After an impromptu sleepover, we took G and a friend to Schlitterbahn. Between a lack of sleep, sheer distance, the energy of youth, thunderstorms, exuberantly potent displays of reliability, wrecks on the other side of the highway, stoplights under repair, road construction, long family conversations, t-mobile incompetence, and toll-road cronyism, it has been a very long, long day.
Important things I have learned today:
- G understands that “No.” means “No.” Even with us. Last night we were looking at the web site, she saw one ride we had dome before, and she said, “I don’t want to do that one anymore.” (It does shove water up your nose!) Today, she said “yes” but then changed her mind. After I had already gone down it. With her glasses in one pocket, and our cash in another, so I had no hands free to protect myself from the onslaught. I waited for the folks after me to make a loop around the “lazy river”, then went looking for them. Found them just as they were reaching the bridge. I wasn’t even mad. I’m glad she stands up for herself, even with us. I want her to be a strong woman when she grows up, so I’m glad to reinforce that “no” means “no!”
- There is one very strong indicator that I am aging out of amusement/water parks. I have no tattoos, and plan on none until I can marry in the state I live in. We’ll do wedding ring tattoos, just to prove to you breeders that you all are, in fact, dilettantes compared to us. (But don’t get me wrong — I still support straight marriage!)

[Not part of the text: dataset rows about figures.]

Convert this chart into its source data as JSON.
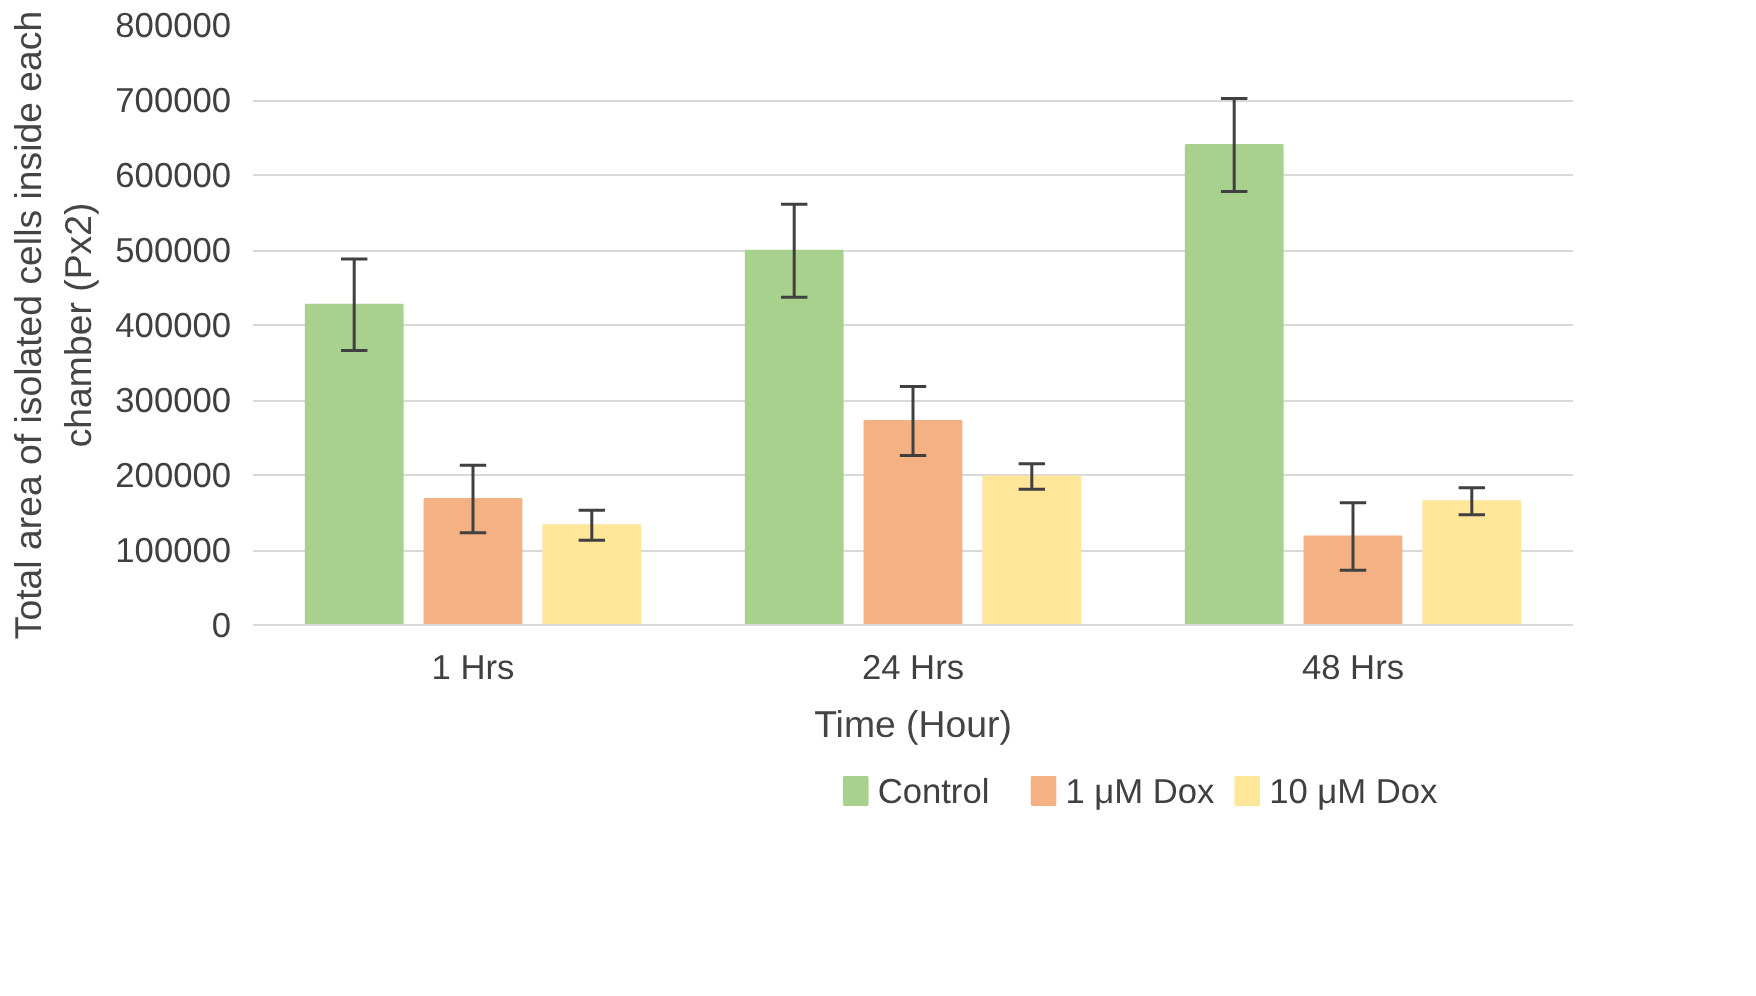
{
  "chart_data": {
    "type": "bar",
    "xlabel": "Time (Hour)",
    "ylabel": "Total area of isolated cells inside each chamber (Px2)",
    "categories": [
      "1 Hrs",
      "24 Hrs",
      "48 Hrs"
    ],
    "series": [
      {
        "name": "Control",
        "color": "#a9d18e",
        "values": [
          427000,
          499000,
          640000
        ],
        "errors": [
          61000,
          62000,
          62000
        ]
      },
      {
        "name": "1 μM Dox",
        "color": "#f4b183",
        "values": [
          168000,
          272000,
          118000
        ],
        "errors": [
          45000,
          46000,
          45000
        ]
      },
      {
        "name": "10 μM Dox",
        "color": "#ffe699",
        "values": [
          133000,
          198000,
          165000
        ],
        "errors": [
          20000,
          17000,
          18000
        ]
      }
    ],
    "ylim": [
      0,
      800000
    ],
    "yticks": [
      0,
      100000,
      200000,
      300000,
      400000,
      500000,
      600000,
      700000,
      800000
    ],
    "grid": "y",
    "legend": "bottom"
  }
}
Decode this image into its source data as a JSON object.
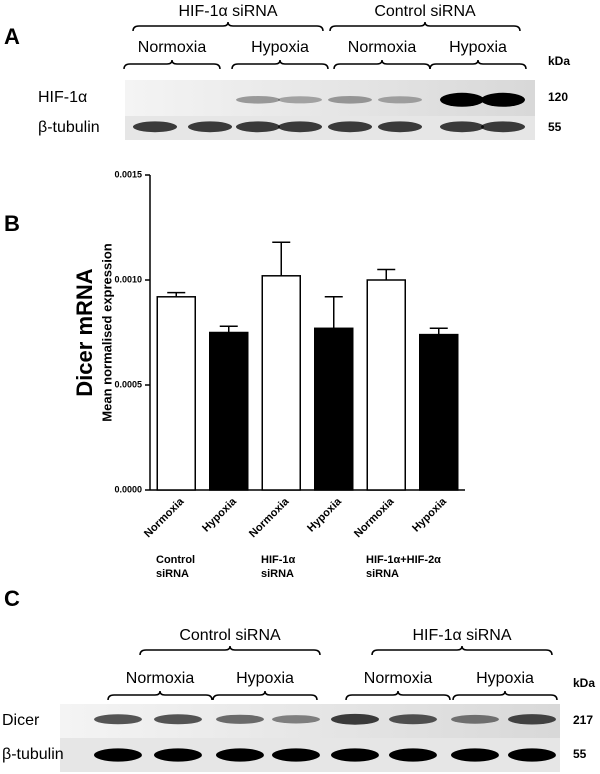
{
  "panel_a": {
    "label": "A",
    "groups": [
      {
        "name": "HIF-1α siRNA",
        "conditions": [
          "Normoxia",
          "Hypoxia"
        ]
      },
      {
        "name": "Control siRNA",
        "conditions": [
          "Normoxia",
          "Hypoxia"
        ]
      }
    ],
    "unit": "kDa",
    "rows": [
      {
        "name": "HIF-1α",
        "kda": "120"
      },
      {
        "name": "β-tubulin",
        "kda": "55"
      }
    ]
  },
  "chart_data": {
    "type": "bar",
    "panel_label": "B",
    "title": "Dicer mRNA",
    "y_label": "Mean normalised expression",
    "categories": [
      "Normoxia",
      "Hypoxia",
      "Normoxia",
      "Hypoxia",
      "Normoxia",
      "Hypoxia"
    ],
    "groups": [
      [
        "Control",
        "siRNA"
      ],
      [
        "HIF-1α",
        "siRNA"
      ],
      [
        "HIF-1α+HIF-2α",
        "siRNA"
      ]
    ],
    "values": [
      0.00092,
      0.00075,
      0.00102,
      0.00077,
      0.001,
      0.00074
    ],
    "errors": [
      2e-05,
      3e-05,
      0.00016,
      0.00015,
      5e-05,
      3e-05
    ],
    "colors": [
      "#ffffff",
      "#000000",
      "#ffffff",
      "#000000",
      "#ffffff",
      "#000000"
    ],
    "ylim": [
      0,
      0.0015
    ],
    "yticks": [
      {
        "value": 0,
        "label": "0.0000"
      },
      {
        "value": 0.0005,
        "label": "0.0005"
      },
      {
        "value": 0.001,
        "label": "0.0010"
      },
      {
        "value": 0.0015,
        "label": "0.0015"
      }
    ]
  },
  "panel_c": {
    "label": "C",
    "groups": [
      {
        "name": "Control siRNA",
        "conditions": [
          "Normoxia",
          "Hypoxia"
        ]
      },
      {
        "name": "HIF-1α siRNA",
        "conditions": [
          "Normoxia",
          "Hypoxia"
        ]
      }
    ],
    "unit": "kDa",
    "rows": [
      {
        "name": "Dicer",
        "kda": "217"
      },
      {
        "name": "β-tubulin",
        "kda": "55"
      }
    ]
  }
}
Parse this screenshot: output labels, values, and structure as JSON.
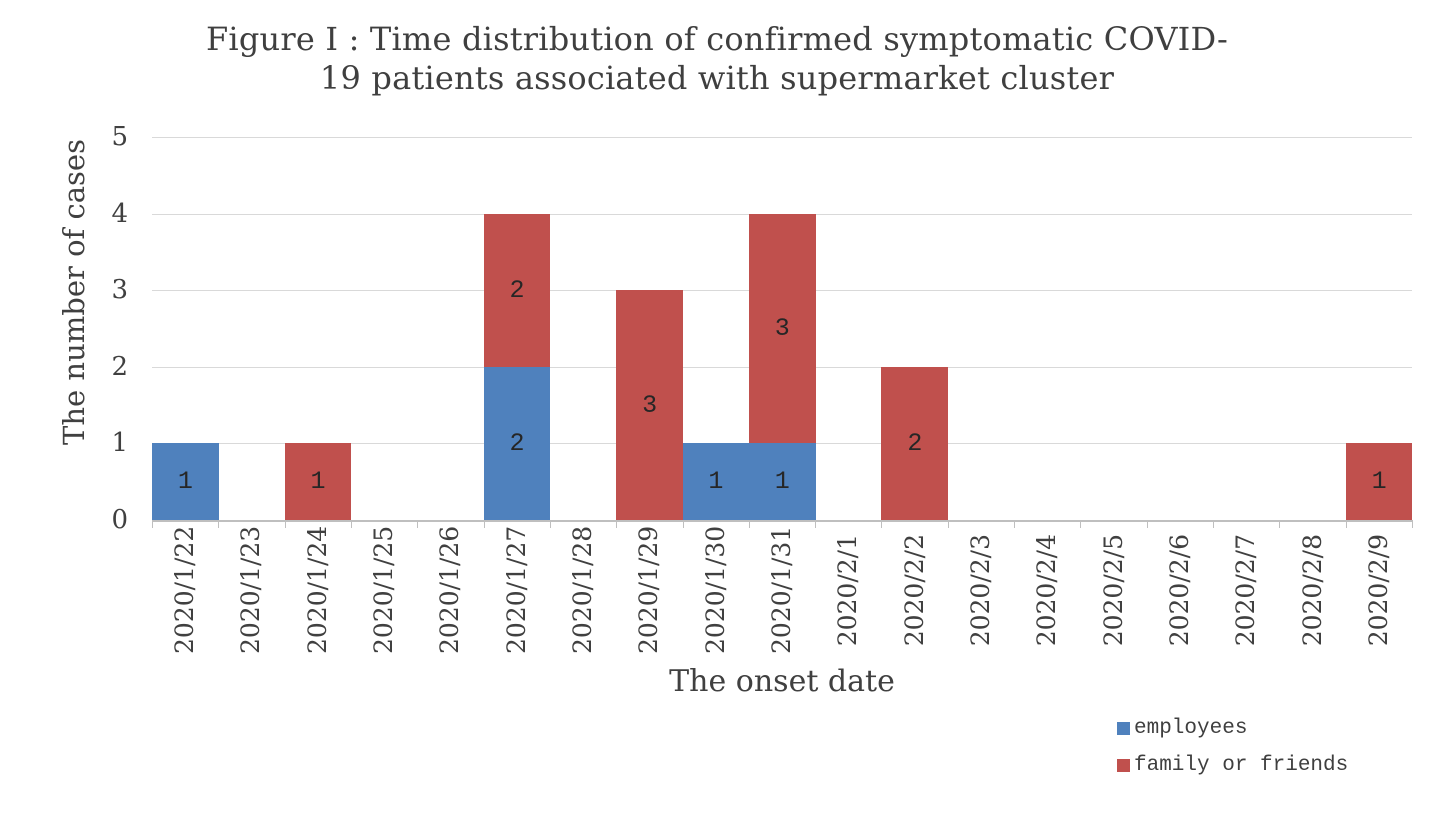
{
  "title": {
    "line1": "Figure I : Time distribution of confirmed symptomatic COVID-",
    "line2": "19 patients associated with supermarket cluster"
  },
  "colors": {
    "employees": "#4F81BD",
    "family_or_friends": "#C0504D",
    "gridline": "#D9D9D9",
    "axis": "#BFBFBF",
    "text": "#404040",
    "data_label": "#262626"
  },
  "legend": {
    "items": [
      {
        "label": "employees",
        "color": "#4F81BD"
      },
      {
        "label": "family or friends",
        "color": "#C0504D"
      }
    ]
  },
  "chart_data": {
    "type": "bar",
    "stacked": true,
    "title": "Figure I : Time distribution of confirmed symptomatic COVID-19 patients associated with supermarket cluster",
    "xlabel": "The onset date",
    "ylabel": "The number of cases",
    "categories": [
      "2020/1/22",
      "2020/1/23",
      "2020/1/24",
      "2020/1/25",
      "2020/1/26",
      "2020/1/27",
      "2020/1/28",
      "2020/1/29",
      "2020/1/30",
      "2020/1/31",
      "2020/2/1",
      "2020/2/2",
      "2020/2/3",
      "2020/2/4",
      "2020/2/5",
      "2020/2/6",
      "2020/2/7",
      "2020/2/8",
      "2020/2/9"
    ],
    "series": [
      {
        "name": "employees",
        "color": "#4F81BD",
        "values": [
          1,
          0,
          0,
          0,
          0,
          2,
          0,
          0,
          1,
          1,
          0,
          0,
          0,
          0,
          0,
          0,
          0,
          0,
          0
        ]
      },
      {
        "name": "family or friends",
        "color": "#C0504D",
        "values": [
          0,
          0,
          1,
          0,
          0,
          2,
          0,
          3,
          0,
          3,
          0,
          2,
          0,
          0,
          0,
          0,
          0,
          0,
          1
        ]
      }
    ],
    "ylim": [
      0,
      5
    ],
    "yticks": [
      0,
      1,
      2,
      3,
      4,
      5
    ],
    "grid": true,
    "legend_position": "bottom-right",
    "data_labels": true
  }
}
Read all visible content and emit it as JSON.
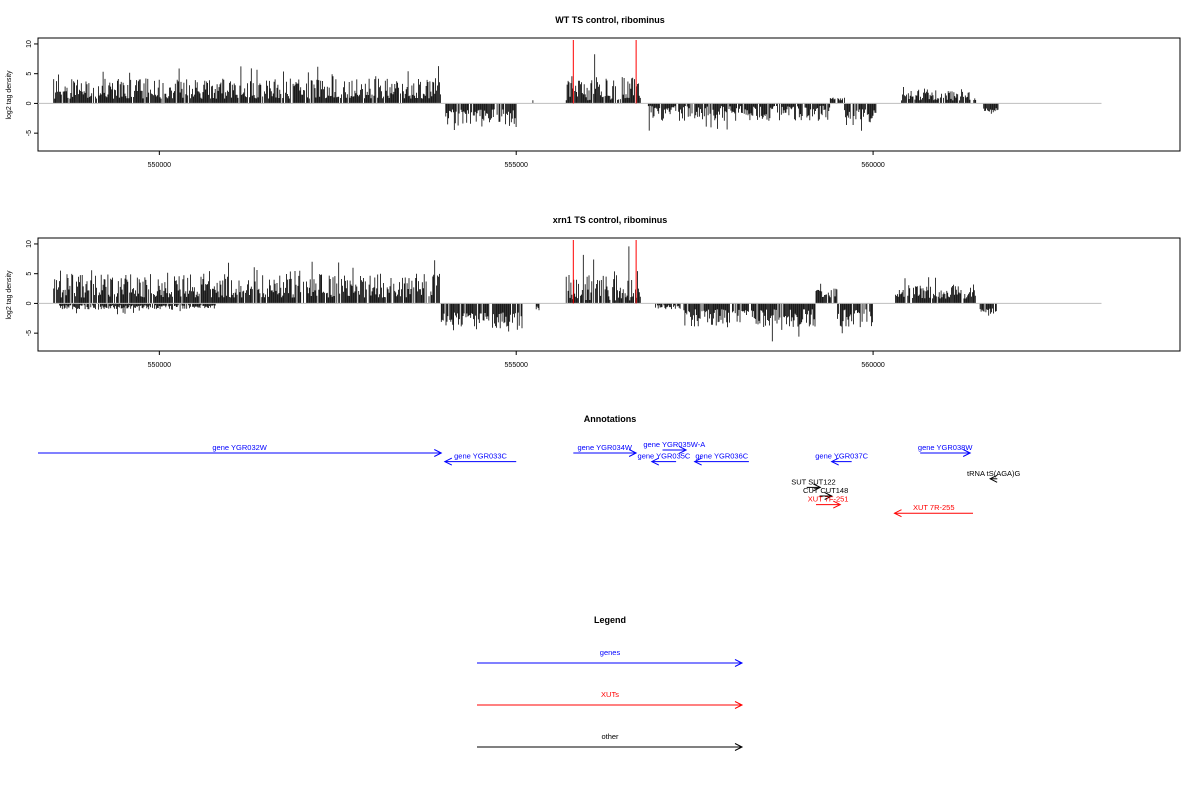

- No amount of consoling can relieve G from the sound of nearby thunder. Even when surrounded by incredibly tall, incredibly grounded metal poles.
- Without time for analysis, I cannot distinguish between “The Illusionist” and “The Prestige”. I know that one has Bowie as Tesla, and one has a Phillip Glass score, but which is which? Beats me, and I’m watching one of them now. I cannot name it.
- There is only one person on the planet worse than estimating time than Cy, and that person is me.
- My daughter is a rule-follower (I knew that before.) Even through teenage-like rebellion and seemingly-endless negotiation, she chooses what is proper. We try to reward this behavior. She knows how to exploit this rewarding. This is the essence of “standoff”, and leads to very tedious discussions in the end. Factual arguments can sway her well, and she knows this pleases me, and leads to greater rewards down the road.
- I’m in trouble, as a parent. G knows me too well.